“Achilles tendonitis,” Dr Glickman announced, after a brief look at the X-Rays. “Possibly overtraining, could be wrong pronation, check your shoes. Stop running immediately, lay off for six to eight weeks and resume gradually, cutting distance to half…” he intoned.
I looked at the chiropodist with awe and respect, stifling a sob of joy that was welling up in my throat and the `gotcha’ feeling that swelled my heart. Achilles tendonitis! Yes! Wait till the boys hear about this! After less than two years on the trail… I belonged! Those pros had weathered the most complex of injuries in years of pounding the track, but a relative minnow to the world of runners, I had courted my first injury after only 18 months!
It’s another matter, though, that I was still running out of gas at 10k and you could hear the death rattle if I tried to do a sub-6 minute mile. No one need know that.
After all, as a 36-year-old gander with 15 years of dissipated living under my belt, I was entitled to some remission. All it mattered now was I had been rendered out of commission hors de combat! with Achilles tendonitis, the bane of the tried and tested. The bone of the tried and tested.

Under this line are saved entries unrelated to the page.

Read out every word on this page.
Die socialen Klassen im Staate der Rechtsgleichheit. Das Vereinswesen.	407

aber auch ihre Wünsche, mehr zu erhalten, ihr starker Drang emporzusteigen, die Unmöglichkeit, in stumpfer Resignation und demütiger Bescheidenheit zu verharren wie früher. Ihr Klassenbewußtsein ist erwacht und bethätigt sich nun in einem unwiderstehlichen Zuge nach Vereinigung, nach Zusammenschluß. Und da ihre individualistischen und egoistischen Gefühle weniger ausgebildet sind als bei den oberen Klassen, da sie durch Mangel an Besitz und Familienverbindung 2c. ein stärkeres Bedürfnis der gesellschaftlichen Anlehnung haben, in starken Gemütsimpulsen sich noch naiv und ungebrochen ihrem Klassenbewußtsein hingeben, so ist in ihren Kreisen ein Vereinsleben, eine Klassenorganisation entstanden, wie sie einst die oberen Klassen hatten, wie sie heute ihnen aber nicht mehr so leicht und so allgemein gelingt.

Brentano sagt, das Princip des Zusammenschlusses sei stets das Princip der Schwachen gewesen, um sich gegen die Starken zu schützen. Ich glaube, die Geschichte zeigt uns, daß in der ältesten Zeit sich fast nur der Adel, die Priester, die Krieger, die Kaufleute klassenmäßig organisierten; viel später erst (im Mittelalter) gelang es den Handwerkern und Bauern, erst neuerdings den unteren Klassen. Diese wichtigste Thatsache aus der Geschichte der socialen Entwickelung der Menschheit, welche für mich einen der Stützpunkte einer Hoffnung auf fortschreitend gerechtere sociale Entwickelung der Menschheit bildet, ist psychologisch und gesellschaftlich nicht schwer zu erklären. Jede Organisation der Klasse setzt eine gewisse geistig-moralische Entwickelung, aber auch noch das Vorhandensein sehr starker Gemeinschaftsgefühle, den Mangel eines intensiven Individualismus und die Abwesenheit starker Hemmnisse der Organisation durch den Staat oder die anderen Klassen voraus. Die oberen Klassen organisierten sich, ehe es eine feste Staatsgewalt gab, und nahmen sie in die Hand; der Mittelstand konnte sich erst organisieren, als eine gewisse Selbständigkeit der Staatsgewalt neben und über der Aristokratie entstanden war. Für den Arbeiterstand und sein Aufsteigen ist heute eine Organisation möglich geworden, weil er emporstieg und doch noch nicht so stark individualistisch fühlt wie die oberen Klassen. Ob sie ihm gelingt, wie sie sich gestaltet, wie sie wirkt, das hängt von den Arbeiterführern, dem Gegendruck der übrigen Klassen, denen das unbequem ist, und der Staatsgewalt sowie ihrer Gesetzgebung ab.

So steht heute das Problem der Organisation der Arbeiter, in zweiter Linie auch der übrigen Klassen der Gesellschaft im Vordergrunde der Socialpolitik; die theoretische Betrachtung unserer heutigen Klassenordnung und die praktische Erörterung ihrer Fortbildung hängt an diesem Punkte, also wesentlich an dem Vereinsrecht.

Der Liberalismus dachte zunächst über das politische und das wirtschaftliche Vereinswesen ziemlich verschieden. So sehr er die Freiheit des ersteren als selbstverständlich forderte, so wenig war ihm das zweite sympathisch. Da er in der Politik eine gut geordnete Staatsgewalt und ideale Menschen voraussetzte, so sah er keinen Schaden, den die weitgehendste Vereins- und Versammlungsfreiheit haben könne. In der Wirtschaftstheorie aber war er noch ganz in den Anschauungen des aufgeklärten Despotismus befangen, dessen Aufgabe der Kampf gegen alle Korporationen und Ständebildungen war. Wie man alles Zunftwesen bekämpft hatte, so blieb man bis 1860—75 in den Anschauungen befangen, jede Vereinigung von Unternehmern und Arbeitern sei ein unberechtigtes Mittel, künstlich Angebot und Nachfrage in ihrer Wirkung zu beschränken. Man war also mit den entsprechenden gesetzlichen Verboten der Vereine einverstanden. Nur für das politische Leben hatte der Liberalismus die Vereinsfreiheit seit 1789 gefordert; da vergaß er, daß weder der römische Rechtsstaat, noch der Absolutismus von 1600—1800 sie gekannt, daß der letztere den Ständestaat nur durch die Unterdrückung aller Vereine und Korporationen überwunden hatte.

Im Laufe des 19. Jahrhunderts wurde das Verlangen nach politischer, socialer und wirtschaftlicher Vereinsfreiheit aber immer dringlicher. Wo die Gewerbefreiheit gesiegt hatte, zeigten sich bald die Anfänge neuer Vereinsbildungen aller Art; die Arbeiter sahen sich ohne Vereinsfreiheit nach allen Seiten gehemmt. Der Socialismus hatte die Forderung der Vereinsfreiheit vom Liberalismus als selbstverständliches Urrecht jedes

A wave of euphoria swept over me and drowned the pain in my heel. Ah, now I had really earned my first pair of professional running shoes. Off with the Asics Gel 125, that pitifully quotidian joggers footwear with which I had tramped down the pavements and reduced my Achilles to tendonitis. Now I was in the big league.
A Nike Terra Outback or Nike Air Max Tailwind, perhaps? Or should I settle for an Etonics Maestro? Or better still, a Saucony Grid Hurricane? And next, I could start pushing the 20k mark. Why, at this rate, I could even give the Boston Marathon a shot. And Sydney was still three years away…
You have to belong to the truly mad club of chronic runners to realise the joy of being an addict. It is not a reality that can be realised easily in India. Although I had been meaning to run for years during my youth back home, I never really took off. The excuses were many… pollen, pollution, stray dogs, traffic. But the bottomline was: I never really got off my bottom. Gradually my youthful resolve dissolved into a decade of dissolute living, but I swear I always had running in my heart.
Out here, it’s a different matter. The US is a running-crazed country. At last count, there were 22 million joggers, including the First Citizen. Washington DC in particular is a runners city.
On any given day, morning, noon or night, joggers and runners (and there is a fine distinction — joggers amble with no regard to time; runners keep glancing at their watches) are swarming all over the place, pounding on pavements, weaving through traffic and searching out the trails near the Tidal Basin and Rock Creek park, bathed in sweat and happiness.
It’s a happy affliction that comes down or goes up — to the White House itself. While we continue to be ruled by illness-prone geriatrics who cling to power till death comes rattling by, three of the last four US Presidents (Clinton, Bush and Carter) were regular runners.
In Washington, it’s not an unusual sight to see a certain William Jefferson Clinton setting off for an afternoon trot doubtless to digest a lunch of two-pound burger and French fries — trailed by a pack of Secret Service agents. It’s an uplifting sight.
At the risk of sounding like a nouveau runner (which indeed I am) and an irksome NRI (which I am not), I guess we have a problem at home. At least running is one activity which requires no investment, one would have thought. But no, sir. Notwithstanding Amit Khanna’s wonderful 100 m dash in the Nationals, tripping up remains our national sport.
The inspiration comes from our netas at the very top. The last youthful leader who could remotely be thought of as running material was Rajiv Gandhi. Only, he ran from the truth.